For the fiftieth gift-giving occasion in a row, your Aunt Susan has mailed you a sloth-themed present, based on the assumption that you are a sloth fanatic because you did a project about them in third grade. This false notion is both extremely random and incredibly outdated.
Though you assumed COVID might finally be the thing to break her formidable streak, Aunt Susan really outdid herself this year by shipping a gift to your apartment. She sent you a sloth mug that says “Hangin’ Out With My Coffee.” It’s neither a joke, nor a pun, nor a particularly cute design. To make matters worse, inside the mug was a folded piece of paper certifying that Aunt Susan had sponsored a sloth on your behalf at a Brazilian sloth sanctuary. The money she spent on that elaborate and expensive gift could have gone toward something you actually need, or at the very least, something you don’t need per se but could at least hold in your hands (then lose under the bed and forget about on your terms).

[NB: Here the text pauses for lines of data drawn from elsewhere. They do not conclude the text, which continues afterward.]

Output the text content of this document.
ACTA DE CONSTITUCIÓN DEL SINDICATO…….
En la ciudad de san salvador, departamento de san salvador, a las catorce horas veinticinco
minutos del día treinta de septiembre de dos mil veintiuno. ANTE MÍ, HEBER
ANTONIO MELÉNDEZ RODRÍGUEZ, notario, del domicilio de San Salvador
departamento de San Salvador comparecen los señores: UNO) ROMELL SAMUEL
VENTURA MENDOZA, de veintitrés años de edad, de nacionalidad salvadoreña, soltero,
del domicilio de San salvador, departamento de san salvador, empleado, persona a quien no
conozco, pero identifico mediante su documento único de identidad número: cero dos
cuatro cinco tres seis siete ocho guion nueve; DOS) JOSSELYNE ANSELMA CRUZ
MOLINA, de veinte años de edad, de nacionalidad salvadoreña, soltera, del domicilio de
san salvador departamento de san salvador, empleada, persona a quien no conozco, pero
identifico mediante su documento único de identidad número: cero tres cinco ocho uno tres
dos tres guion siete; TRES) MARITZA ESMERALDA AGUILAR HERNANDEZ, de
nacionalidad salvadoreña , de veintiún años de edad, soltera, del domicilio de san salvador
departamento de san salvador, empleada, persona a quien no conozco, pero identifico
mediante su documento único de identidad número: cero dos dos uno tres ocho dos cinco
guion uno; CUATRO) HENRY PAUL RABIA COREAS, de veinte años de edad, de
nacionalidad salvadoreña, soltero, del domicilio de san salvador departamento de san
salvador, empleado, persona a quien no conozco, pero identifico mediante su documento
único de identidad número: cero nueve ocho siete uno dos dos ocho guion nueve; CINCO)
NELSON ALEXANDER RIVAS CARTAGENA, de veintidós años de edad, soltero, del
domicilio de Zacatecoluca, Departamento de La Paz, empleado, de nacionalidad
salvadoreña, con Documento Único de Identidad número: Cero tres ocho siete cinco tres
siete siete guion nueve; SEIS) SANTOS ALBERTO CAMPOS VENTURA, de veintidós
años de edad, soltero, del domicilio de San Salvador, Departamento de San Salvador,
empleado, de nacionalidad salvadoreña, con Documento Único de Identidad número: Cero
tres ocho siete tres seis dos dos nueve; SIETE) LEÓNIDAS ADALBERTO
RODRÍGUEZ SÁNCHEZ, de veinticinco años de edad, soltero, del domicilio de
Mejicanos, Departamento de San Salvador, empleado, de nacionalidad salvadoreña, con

Her sloth-gifting pattern has lasted long enough, and it’s putting a damper on special occasions. It’s time you put your foot down and gently explain to Aunt Susan that sloths are not (nor have they ever been) your thing. Here’s how to navigate this awkward but crucial juncture in your relationship:
1. Write down your speech ahead of time.
Gather your thoughts so you don’t get tripped up when the big moment comes. If you can’t find a pen and paper, check the one shelf in your house that isn’t dedicated to storing your surplus of sloth shit. God, how do you live like this?
2. Call her up.
Texting can feel impersonal to members of your aunt’s generation. Plus, if you try to text her, Susan will inundate you with so many sloth gifs and memes that you won’t be able to concentrate on the task at hand. Opting for the phone will put you in a much-needed position of power, even if, when you talk with older relatives, your voice regresses to the pitch and tone it had when you were eight.
3. Stand your ground.
Aunt Susan might try to gaslight or guilt you. Don’t let her! If you succumb to her manipulation, you’re committing yourself to a stockpile of sloth trinkets until Susan kicks the bucket. If she asks for an explanation, stick to “I” statements, and avoid hating on sloth-themed paraphernalia in general. Just because sloth oven mitts (and water bottles and keychains and pillowcases etc.) have no place in your life, doesn’t mean they aren’t the perfect choice for some other weirdo out there!